I am not a smart student. I discovered the Marvel show Daredevil.

I watched Season 1. Then Season 2. Then Season 3. While my competition was solving past papers, I was watching Matt Murdock beat up bad guys in Hell’s Kitchen. I told myself I was “managing my stress.”

The Reality Check: Meeting “The Smart Kids”

Because of the pandemic, I hadn’t actually met any of my classmates in person. I lived in a bubble where I assumed everyone else was slacking off too. Then, right before the exams, the lockdown lifted. We met physically for the first time.

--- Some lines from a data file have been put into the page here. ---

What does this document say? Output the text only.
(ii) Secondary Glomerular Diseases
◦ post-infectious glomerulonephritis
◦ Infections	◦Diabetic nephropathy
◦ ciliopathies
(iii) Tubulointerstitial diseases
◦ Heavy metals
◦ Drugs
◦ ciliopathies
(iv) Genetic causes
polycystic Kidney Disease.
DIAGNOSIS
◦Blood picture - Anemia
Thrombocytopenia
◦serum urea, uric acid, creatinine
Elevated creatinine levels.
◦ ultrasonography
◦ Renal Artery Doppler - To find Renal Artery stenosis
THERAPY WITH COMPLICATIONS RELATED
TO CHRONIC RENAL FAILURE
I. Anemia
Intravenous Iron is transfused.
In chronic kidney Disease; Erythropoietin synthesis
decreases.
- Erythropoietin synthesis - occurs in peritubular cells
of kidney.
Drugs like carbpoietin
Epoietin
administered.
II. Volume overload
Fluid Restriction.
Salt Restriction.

I met up with the “Matugama Gang”—friends from my hometown. It was a cold shower. While I was complaining about lag, they were discussing Bernoulli’s Principle and complex calculus. They had been studying for months. They had finished the tutorials I didn’t even know existed.

I realized I didn’t just have a “bad connection”—I had a bad work ethic.

Engineering First Semester Failure

The results came in, and they were brutally honest. My GPA was average. The cutoff for the Computer Science department was sky-high. I didn’t make the list. I was facing engineering first semester failure.

I was crushed. For 24 hours, I felt like a failure. But then, as I sat there staring at my laptop screen, I realized something. My eyes hurt. My back ached. I hated sitting there. I realized I didn’t actually love Computer Science. I just loved the idea of it. The reality of sitting in front of a screen for 12 hours a day made me miserable.

The Pivot

I looked at the list of remaining engineering fields. I wanted something real. Something I could touch. I chose Mechanical Engineering.

It felt like a “Plan B” at the time. But today, I’m leading R&D projects, building real machines, and solving physical problems. I wasn’t meant to write code; I was meant to build the hardware that runs it.


🎓 3 Lessons for Students (The Takeaway)

If you are a student reading this from a dorm room in London, Delhi, or Colombo, here is what you need to know:

1. “Watch Later” is a Trap If you miss a lecture, you will never watch the recording. Do not kid yourself. Attend the live class, even if you are tired. Just being there forces you to absorb 20% of the material.

2. Your Environment Matters I failed partly because I didn’t upgrade my internet. I was fighting a technology disadvantage I could have fixed. Invest in your tools. If your laptop is slow or your internet lags, fix it. It’s cheaper than repeating a semester.

3. Sometimes, You Lose for a Reason If I had gotten into CS, I would be a miserable software engineer with back pain right now. Failing that exam forced me into the field I was actually good at. Don’t fear the “Plan B.” Sometimes, Plan B is where your actual talent lives.